The move comes after 20 cyclists have died on Irish roads in the past two years.
Under the planned law, drivers will face €80 fines and three penalty points slapped on their licences if they are caught encroaching on cyclists’ road space. Fines of up to €1,500, and five penalty points, would be imposed if an incident ends up in court and results in a conviction.
The minimum passing distance would be set at 1.5 metres on roads with speed limits of more than 50kmh.
A distance of one metre would apply on streets and roads with lower speed limits. The Road Traffic (Minimum Passing Distance of Cyclists) Bill 2017, is being published today by Fine Gael TDs Ciarán Cannon and Regina Doherty, the Government chief whip.

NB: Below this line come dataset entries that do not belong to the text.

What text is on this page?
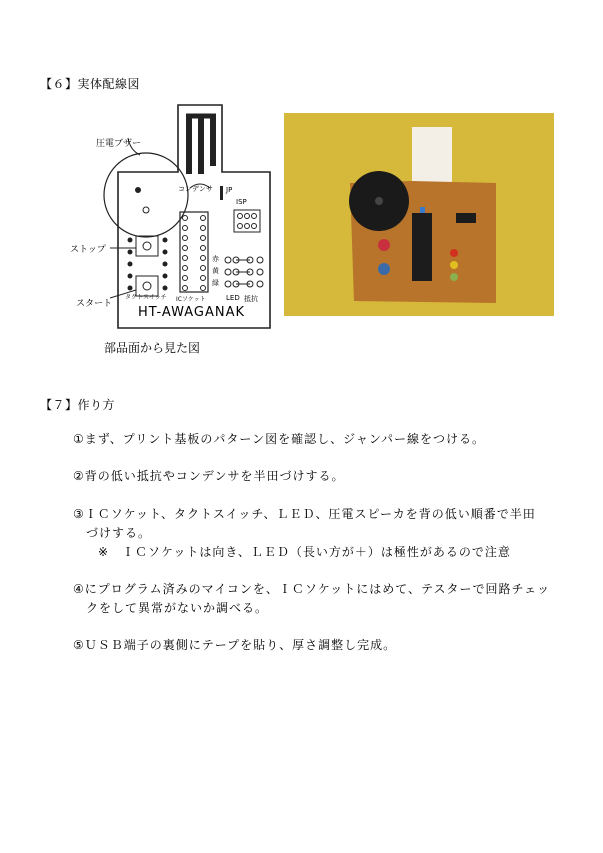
【６】実体配線図
圧電ブザー
ストップ
スタート
コンデンサ JP
ISP
タクトスイッチ ICソケット	LED 抵抗
赤
黄
緑
HT-AWAGANAK
部品面から見た図
【７】作り方
①まず、プリント基板のパターン図を確認し、ジャンパー線をつける。
②背の低い抵抗やコンデンサを半田づけする。
③ＩＣソケット、タクトスイッチ、ＬＥＤ、圧電スピーカを背の低い順番で半田
づけする。
※　ＩＣソケットは向き、ＬＥＤ（長い方が＋）は極性があるので注意
④にプログラム済みのマイコンを、ＩＣソケットにはめて、テスターで回路チェッ
クをして異常がないか調べる。
⑤ＵＳＢ端子の裏側にテープを貼り、厚さ調整し完成。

They are seeking the support of Transport Minister Shane Ross and the transport spokespersons of other political parties for the law they want to see passed before the Dáil’s summer recess.
Earlier this month, Mr Ross told an Oireachtas committee he was aware Ms Doherty was working on a bill in relation to cyclists and the legislation would be considered once it’s brought forward. Mr Ross said his officials were also working on a measure to create a special offence of “dangerously overtaking cyclists”, adding: “I believe that they need protection.”

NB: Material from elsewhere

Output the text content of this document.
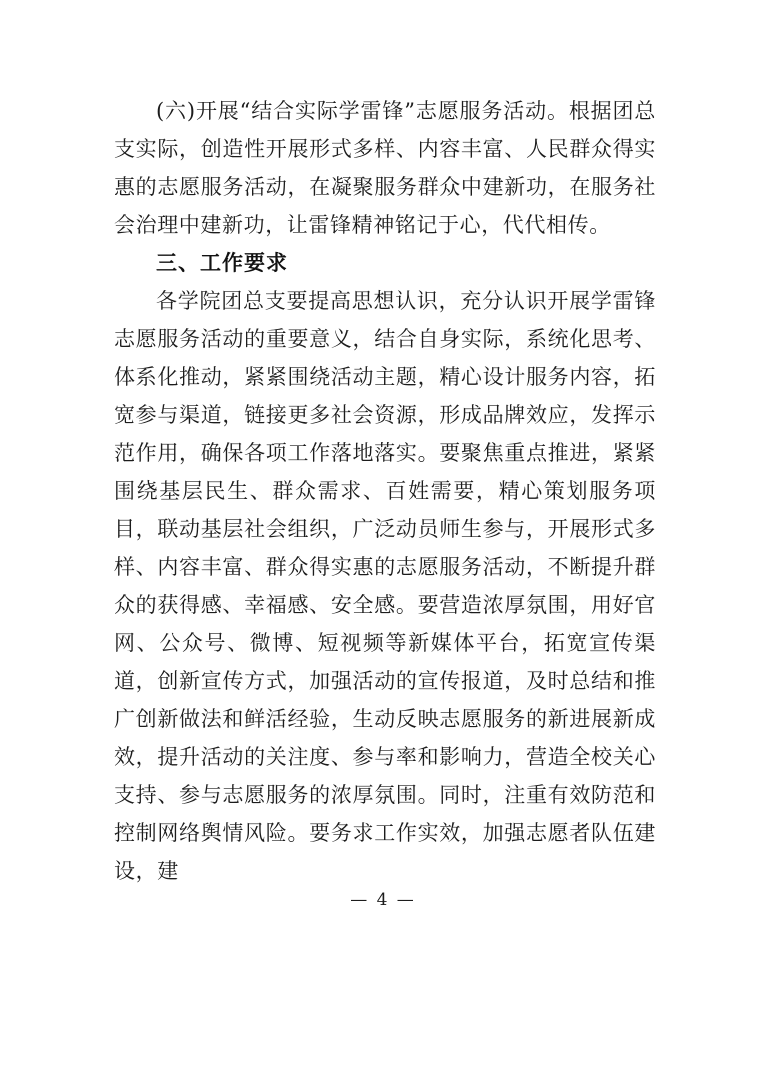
(六)开展“结合实际学雷锋”志愿服务活动。根据团总支实际，创造性开展形式多样、内容丰富、人民群众得实惠的志愿服务活动，在凝聚服务群众中建新功，在服务社会治理中建新功，让雷锋精神铭记于心，代代相传。

三、工作要求

各学院团总支要提高思想认识，充分认识开展学雷锋志愿服务活动的重要意义，结合自身实际，系统化思考、体系化推动，紧紧围绕活动主题，精心设计服务内容，拓宽参与渠道，链接更多社会资源，形成品牌效应，发挥示范作用，确保各项工作落地落实。要聚焦重点推进，紧紧围绕基层民生、群众需求、百姓需要，精心策划服务项目，联动基层社会组织，广泛动员师生参与，开展形式多样、内容丰富、群众得实惠的志愿服务活动，不断提升群众的获得感、幸福感、安全感。要营造浓厚氛围，用好官网、公众号、微博、短视频等新媒体平台，拓宽宣传渠道，创新宣传方式，加强活动的宣传报道，及时总结和推广创新做法和鲜活经验，生动反映志愿服务的新进展新成效，提升活动的关注度、参与率和影响力，营造全校关心支持、参与志愿服务的浓厚氛围。同时，注重有效防范和控制网络舆情风险。要务求工作实效，加强志愿者队伍建设，建

— 4 —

The campaign for a minimum distance law ‘Stayin’ Alive at 1.5′ was set up by Wexford cyclist Phil Skelton, who felt compelled to take action when two local cyclists were killed following incidents with motorists.
He contacted Mr Cannon, who’s a keen cyclist. The Galway East TD said “a worrying amount of drivers seem to have a ‘no contact, no harm’ attitude.”
He pointed to the number of deaths of cyclists in recent years and said: “It is no longer acceptable to expose our cyclists to huge risks on our roads… this law sets out to significantly reduce those risks.”
Ms Doherty said the number of cyclists was increasing.
“We all need to share the roads and to do that they must be made safer. The only way to do this is to introduce a minimum passing distance law,” she said.
Such laws have been passed in France, Belgium, Portugal, Canada and Australia as well as half of the US states.
Mr Cannon said a number of mechanisms have been used in other jurisdictions to enforce similar laws. He said footage from cyclists’ own bike-mounted cameras had been used in Australian courts, while special equipment had been deployed by US police forces. The device measures the lateral space around the cyclist and is used by police officers on bikes to catch motorists breaching minimum distance laws.
Mr Cannon said he did not want to “drive a wedge” between cyclists and motorists, but that he was seeking the law to raise awareness of the issue and change the behaviour of drivers who did not consider cyclists while overtaking.
He gave the examples of the smoking ban and plastic bag tax as measures that previously changed public behaviour.
“This is about effecting a cultural change in Ireland so that every driver is aware of the vulnerability of cyclists, young and old, and drive accordingly,” he said.
Ms Doherty said: “Once a safe passing distance is legislated for, we need to significantly raise awareness of this law by amending the Rules of the Road and funding new public awareness campaigns.”